Parallèlement, pour freiner la hausse du prix des carburants pétroliers on a même tenté de développer des «carburants verts». Pour cela, on a mobilisé de grandes superficies pour cultiver des plantes susceptibles de donner des «agro-carburants» de substitution. Le résultat en a été catastrophique. D'immenses superficies de terres ont été détournées, parfois illégalement, de leur vocation alimentaire, au détriment de millions de petits paysans condamnés à la famine. Les productions agricoles, déjà fortement perturbées par les changements climatiques, par la hausse du coût de l'énergie, ont chuté au moment où la demande des pays émergents (notamment en viandes, céréales, lait, huiles…) montait en flèche. Résultat : flambée des prix alimentaires au niveau mondial, spéculation sur la nourriture de base, et émeutes de la faim.
Que dire également et de façon plus générale des manœuvres spéculatives qui ont fait exploser les prix de certaines matières premières utilisées dans l'industrie ou la construction ?
Pour couronner le tout, comment ignorer le formidable impact de tout ce processus sur l'environnement et l'aggravation des risques écologiques : le risque énergétique (effet de serre, pollutions industrielles et urbaines) ; le risque nucléaire (explosions, prolifération militaire ou terroriste) ; le risque alimentaire (conflits pour l'usage des sols, famines, émeutes de la faim) ?
Dès lors, qu'en est-il pour l'Algérie ? Selon certains, le matelas de réserves de change (estimées à 133 milliards de dollars fin juin 2008) et la faible connexion du système bancaire national au système financier mondial devraient permettre au pays d'échapper, ou à tout le moins d'amortir la crise dans sa dimension financière. Les réserves placées en Bons du Trésor américain seraient aussi solides que l'Etat américain lui-même, et continueraient de rapporter, bon an mal an et comme «tout patrimoine géré en bon père de famille», des intérêts de l'ordre de 4 milliards de dollars. Et d'ajouter (et avec humour ?), que «le secteur bancaire national est sûr et pérenne», et que «la Bourse d'Alger résiste mieux que Wall Street à la tempête financière mondiale, ce qui devrait rassurer les investisseurs et attirer les IDE» ! Soyons sérieux : la Bourse d'Alger comporte 2 entreprises cotées et 3 entreprises à obligations ; la capitalisation (moins de 0,2% du PIB) y est quasi nulle ; le niveau des transactions ne permet même pas de couvrir les frais de fonctionnement de la jeune institution. Il aura d'ailleurs fallu un sérieux coup de pouce des autorités en février 2008 (émission de 145 milliards de dinars d'obligations, soit 1,5 milliard d'euros) pour éviter son «effondrement». Dont acte.

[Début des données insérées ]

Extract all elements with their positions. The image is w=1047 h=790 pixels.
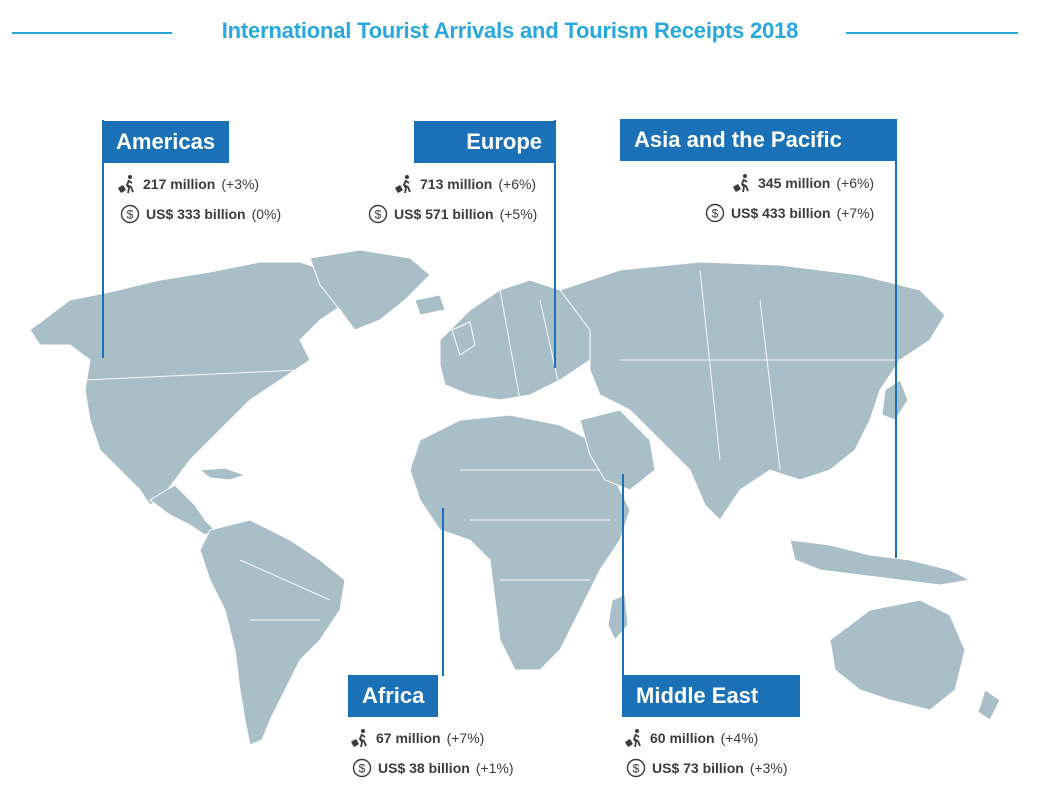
africa-receipts: $ US$ 38 billion (+1%) bbox=[352, 757, 514, 779]
greenland-landmass bbox=[309, 249, 431, 331]
title-rule-right bbox=[846, 32, 1018, 34]
north-america-landmass bbox=[29, 261, 351, 506]
title-row: International Tourist Arrivals and Touri… bbox=[0, 18, 1047, 48]
americas-arrivals: 217 million (+3%) bbox=[117, 173, 259, 195]
middle-east-leader-line bbox=[622, 474, 624, 676]
dollar-coin-icon: $ bbox=[352, 758, 372, 778]
map-title: International Tourist Arrivals and Touri… bbox=[221, 18, 799, 43]
americas-receipts: $ US$ 333 billion (0%) bbox=[120, 203, 281, 225]
europe-leader-line bbox=[554, 120, 556, 368]
svg-text:$: $ bbox=[375, 208, 382, 222]
southeast-asia-islands bbox=[789, 539, 972, 586]
madagascar-landmass bbox=[607, 594, 629, 641]
europe-receipts: $ US$ 571 billion (+5%) bbox=[368, 203, 537, 225]
asia-pacific-leader-line bbox=[895, 120, 897, 558]
asia-landmass bbox=[559, 261, 946, 521]
traveler-luggage-icon bbox=[733, 174, 749, 193]
traveler-luggage-icon bbox=[118, 175, 134, 194]
region-label-africa: Africa bbox=[348, 675, 439, 717]
new-zealand-landmass bbox=[977, 689, 1001, 721]
traveler-luggage-icon bbox=[625, 729, 641, 748]
europe-arrivals: 713 million (+6%) bbox=[394, 173, 536, 195]
region-label-americas: Americas bbox=[102, 121, 230, 163]
americas-leader-line bbox=[102, 120, 104, 358]
dollar-coin-icon: $ bbox=[626, 758, 646, 778]
region-label-asia-pacific: Asia and the Pacific bbox=[620, 119, 897, 161]
dollar-coin-icon: $ bbox=[368, 204, 388, 224]
africa-leader-line bbox=[442, 508, 444, 676]
africa-landmass bbox=[409, 414, 631, 671]
svg-text:$: $ bbox=[359, 762, 366, 776]
svg-text:$: $ bbox=[712, 207, 719, 221]
region-label-europe: Europe bbox=[414, 121, 556, 163]
uk-landmass bbox=[451, 321, 476, 356]
arabian-peninsula-landmass bbox=[579, 409, 656, 491]
svg-text:$: $ bbox=[127, 208, 134, 222]
dollar-coin-icon: $ bbox=[120, 204, 140, 224]
asia-pacific-arrivals: 345 million (+6%) bbox=[732, 172, 874, 194]
middle-east-arrivals: 60 million (+4%) bbox=[624, 727, 758, 749]
south-america-landmass bbox=[199, 519, 346, 746]
middle-east-receipts: $ US$ 73 billion (+3%) bbox=[626, 757, 788, 779]
traveler-luggage-icon bbox=[351, 729, 367, 748]
africa-arrivals: 67 million (+7%) bbox=[350, 727, 484, 749]
australia-landmass bbox=[829, 599, 966, 711]
svg-text:$: $ bbox=[633, 762, 640, 776]
traveler-luggage-icon bbox=[395, 175, 411, 194]
title-rule-left bbox=[12, 32, 172, 34]
caribbean-islands bbox=[198, 467, 247, 481]
region-label-middle-east: Middle East bbox=[622, 675, 800, 717]
dollar-coin-icon: $ bbox=[705, 203, 725, 223]
iceland-landmass bbox=[414, 294, 446, 316]
asia-pacific-receipts: $ US$ 433 billion (+7%) bbox=[705, 202, 874, 224]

Il est plus vraisemblable de penser que l'Algérie sera plus ou moins fortement «contaminée», à la fois par les évolutions du marché obligataire américain, par l'évolution des conditions d'accès au crédit pour les importations de biens et services nécessaires à l'approvisionnement de la population, des entreprises et des projets d'investissement, par les évolutions induites sur le marché pétrolier, et par les choix stratégiques opérés en matière de développement.

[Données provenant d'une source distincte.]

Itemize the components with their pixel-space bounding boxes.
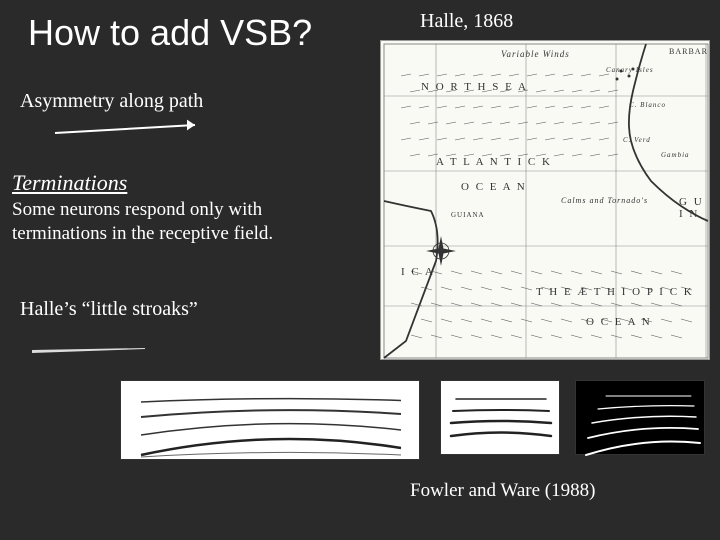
map-label-ocean: O C E A N <box>461 181 527 193</box>
map-label-calms: Calms and Tornado's <box>561 196 648 205</box>
fowler-panel-a <box>120 380 420 460</box>
map-label-aethiopick: T H E Æ T H I O P I C K <box>536 286 694 298</box>
map-label-north-sea: N O R T H S E A <box>421 81 528 93</box>
terminations-heading: Terminations <box>12 170 292 196</box>
map-label-gambia: Gambia <box>661 151 690 159</box>
map-label-guiana: GUIANA <box>451 211 485 219</box>
slide-title: How to add VSB? <box>28 12 312 54</box>
terminations-body: Some neurons respond only with terminati… <box>12 198 292 246</box>
stroke-demo-icon <box>30 340 160 360</box>
map-label-canary: Canary Isles <box>606 66 654 74</box>
map-label-cblanco: C. Blanco <box>629 101 666 109</box>
asymmetry-label: Asymmetry along path <box>20 90 203 113</box>
map-label-atlantick: A T L A N T I C K <box>436 156 552 168</box>
halle-map: Variable Winds N O R T H S E A A T L A N… <box>380 40 710 360</box>
asymmetry-arrow-icon <box>50 115 210 145</box>
map-label-variable-winds: Variable Winds <box>501 49 570 59</box>
map-label-barbar: BARBAR <box>669 47 708 56</box>
terminations-block: Terminations Some neurons respond only w… <box>12 170 292 246</box>
map-label-ocean2: O C E A N <box>586 316 652 328</box>
map-caption: Halle, 1868 <box>420 10 513 33</box>
fowler-panel-b <box>440 380 560 455</box>
little-stroaks-label: Halle’s “little stroaks” <box>20 298 198 321</box>
fowler-caption: Fowler and Ware (1988) <box>410 480 595 502</box>
map-label-cverd: C. Verd <box>623 136 651 144</box>
map-label-guin: G U I N <box>679 196 709 220</box>
map-label-ica: I C A <box>401 266 435 278</box>
fowler-panel-c <box>575 380 705 455</box>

Pour ce qui est de l'énergie, il ne fait aucun doute que la chute du prix des hydrocarbures est une très mauvaise nouvelle pour le pays : celle d'une crise énergétique structurelle qui n'a pas fini de produire tous ses effets. La chute des prix devrait durer toute l'année 2009, et probablement une partie de 2010 (malgré les «décisions» prises par l'OPEP le 17 décembre 2009 au sommet d'Oran). Mais, ce n'est là que la partie immergée de l'iceberg énergétique : la chute des prix n'est que l'épiphénomène, relativement conjoncturel, qui précède la véritable tempête structurelle, celle du prochain choc à la hausse. Celui-ci devrait résulter de plusieurs contradictions : une récession à court terme (au moins dans les grands pays consommateurs) face à une reprise à moyen terme ; une hausse de la demande à moyen terme face à une limitation des ressources ; une hausse de la production face à une baisse des investissements… A priori, et bien qu'on ne puisse prévoir les réactions des différents acteurs du marché énergétique mondial, en Algérie, une nouvelle hausse des prix du pétrole devrait réjouir les partisans de l'économie rentière, de l'exploitation effrénée des gisements et de l'accumulation de recettes pétrolières de plus en plus importantes. Mais sera-ce là le meilleur moyen de sortir de la crise ? Rien n'est moins sûr, comme on le verra plus loin.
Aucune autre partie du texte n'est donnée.